MEDIEVAL NECROPOLIS OF BOLJUNI
Necropolis with 274 stećci, 90 of them decorated, part of the country's 22 medieval necropolises listed as Unesco World Heritage sites.
This site (Nekropola Stećaka Boljuni) is among the twenty-two medieval necropolises in the country listed as a UNESCO World Heritage Site in 2016. To get there, follow the M17.3 road towards Neum for 9 km, then turn right towards Bjelojevići. The site is located on the left. It houses 274 stećci, 90 of which are decorated with a wide variety of motifs: hunting scenes, swords, fleur-de-lis and roses, spirals and rosettes, heraldic symbols (crescent and dots), kolo (circle dance), etc. Some are very rare: woman holding a child in her arms, lion, mythological animals (dragon...), clan chief riding a deer. Boljuni was the main center of artistic production of stećci between the mid-14th and early 16th centuries. About twenty stećci are signed by master sculptors, including Grubač, active in the years 1440-1460, and considered the best artist in this field. Also included is the name of his disciple, Semorad.

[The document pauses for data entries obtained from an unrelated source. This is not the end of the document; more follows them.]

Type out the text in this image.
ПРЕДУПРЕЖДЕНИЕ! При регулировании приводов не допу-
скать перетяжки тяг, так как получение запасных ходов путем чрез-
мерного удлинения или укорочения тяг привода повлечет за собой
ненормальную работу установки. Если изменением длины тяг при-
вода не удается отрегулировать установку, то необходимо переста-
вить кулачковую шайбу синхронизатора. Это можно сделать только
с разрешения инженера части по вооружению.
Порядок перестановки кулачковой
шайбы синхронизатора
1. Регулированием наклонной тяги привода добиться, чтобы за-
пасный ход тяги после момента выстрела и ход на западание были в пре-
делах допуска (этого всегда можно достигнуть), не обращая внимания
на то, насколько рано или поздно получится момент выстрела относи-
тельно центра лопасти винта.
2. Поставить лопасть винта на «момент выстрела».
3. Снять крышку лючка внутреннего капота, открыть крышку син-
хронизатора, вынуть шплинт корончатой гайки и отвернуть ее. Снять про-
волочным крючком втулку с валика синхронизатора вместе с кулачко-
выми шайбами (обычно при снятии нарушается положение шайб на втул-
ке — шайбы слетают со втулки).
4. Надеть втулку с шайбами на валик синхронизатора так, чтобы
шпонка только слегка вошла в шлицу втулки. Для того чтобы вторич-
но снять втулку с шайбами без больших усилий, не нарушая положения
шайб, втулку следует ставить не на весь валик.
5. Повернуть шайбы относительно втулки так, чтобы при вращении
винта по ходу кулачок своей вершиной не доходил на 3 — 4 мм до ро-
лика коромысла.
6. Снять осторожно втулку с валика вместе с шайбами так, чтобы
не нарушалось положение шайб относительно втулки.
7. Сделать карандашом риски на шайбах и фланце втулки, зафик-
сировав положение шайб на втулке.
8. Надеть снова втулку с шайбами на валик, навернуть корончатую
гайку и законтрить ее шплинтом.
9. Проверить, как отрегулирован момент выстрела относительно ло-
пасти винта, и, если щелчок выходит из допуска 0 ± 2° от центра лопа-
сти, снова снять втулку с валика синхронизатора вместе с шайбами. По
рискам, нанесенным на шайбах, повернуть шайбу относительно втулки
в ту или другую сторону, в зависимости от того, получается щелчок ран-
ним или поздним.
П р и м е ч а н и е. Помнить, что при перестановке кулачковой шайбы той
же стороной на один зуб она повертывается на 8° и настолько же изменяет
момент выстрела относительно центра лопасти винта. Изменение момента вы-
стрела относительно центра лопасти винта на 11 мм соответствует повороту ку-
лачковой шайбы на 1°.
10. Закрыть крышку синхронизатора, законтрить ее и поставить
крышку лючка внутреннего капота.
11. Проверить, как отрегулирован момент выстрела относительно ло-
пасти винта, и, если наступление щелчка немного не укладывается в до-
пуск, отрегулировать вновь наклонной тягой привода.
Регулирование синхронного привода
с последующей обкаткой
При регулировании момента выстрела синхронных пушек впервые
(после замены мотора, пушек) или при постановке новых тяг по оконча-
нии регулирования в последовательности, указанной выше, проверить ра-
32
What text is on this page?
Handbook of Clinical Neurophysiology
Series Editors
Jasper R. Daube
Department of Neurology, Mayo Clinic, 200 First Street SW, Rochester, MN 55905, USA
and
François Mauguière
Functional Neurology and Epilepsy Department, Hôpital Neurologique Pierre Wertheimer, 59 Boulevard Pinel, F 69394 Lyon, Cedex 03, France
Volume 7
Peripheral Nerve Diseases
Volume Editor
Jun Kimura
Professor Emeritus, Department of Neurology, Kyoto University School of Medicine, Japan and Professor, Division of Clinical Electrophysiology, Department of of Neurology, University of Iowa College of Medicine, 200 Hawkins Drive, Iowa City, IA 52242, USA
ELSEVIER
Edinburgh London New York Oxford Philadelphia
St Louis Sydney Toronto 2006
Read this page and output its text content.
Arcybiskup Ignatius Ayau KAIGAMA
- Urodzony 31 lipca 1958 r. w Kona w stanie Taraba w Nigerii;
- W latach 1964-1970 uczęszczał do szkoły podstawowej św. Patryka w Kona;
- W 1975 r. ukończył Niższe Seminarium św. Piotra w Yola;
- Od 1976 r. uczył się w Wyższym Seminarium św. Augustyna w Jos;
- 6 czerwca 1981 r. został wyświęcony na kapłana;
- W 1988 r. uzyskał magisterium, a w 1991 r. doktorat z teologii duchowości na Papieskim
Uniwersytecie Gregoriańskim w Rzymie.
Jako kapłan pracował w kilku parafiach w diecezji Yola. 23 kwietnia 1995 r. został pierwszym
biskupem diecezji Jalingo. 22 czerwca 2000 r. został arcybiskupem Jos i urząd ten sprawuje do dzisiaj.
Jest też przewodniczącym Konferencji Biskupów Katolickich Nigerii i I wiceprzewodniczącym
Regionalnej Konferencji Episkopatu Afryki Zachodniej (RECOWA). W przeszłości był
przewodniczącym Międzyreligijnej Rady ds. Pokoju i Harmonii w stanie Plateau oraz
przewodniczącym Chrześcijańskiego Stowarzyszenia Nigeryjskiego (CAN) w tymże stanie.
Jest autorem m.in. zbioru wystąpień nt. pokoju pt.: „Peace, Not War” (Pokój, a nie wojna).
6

Necropolis of the elite. The site is distinguished by its high concentration of burials belonging to a local elite composed of Bosnian nobles and wealthy Aromanian shepherds and merchants (Latin people of the Balkans) trading with Ragusa (Dubrovnik). The cost of making the bas-reliefs was in addition to the cost of cutting the stone, and only the wealthiest families could afford such an expense. On the best decorated tombs are the names of the deceased written in the Bosančica alphabet. There are, for example, Bogavac Tarah Boljunović, a shepherd, who died before 1477, Radić Vladisalić, a member of the court of the king of Bosnia, or, again, the lords Herak and Radoslav Heraković, ancestors of the Petrović-Njegoš, the royal family of Montenegro. The most famous person buried here is Vlatko Vuković (died 1392), Duke of Herzegovina and Grand Duke of Bosnia. It was he who led the Bosnian detachment in the great battle of Kosovo Polje (near Pristina, in Kosovo) which saw the victory of the Ottomans, on June 15, 1389. About twenty meters from the necropolis, there is a neveš, a round and splayed dry stone well typical of the Stolac region. Used until the 1960s, it is reminiscent of the lavognes of the Larzac plateaus. Two old limestone quarries are also located nearby, one 200 m to the east, the other 200 m to the west. This is probably where the stones used to make the stećci come from.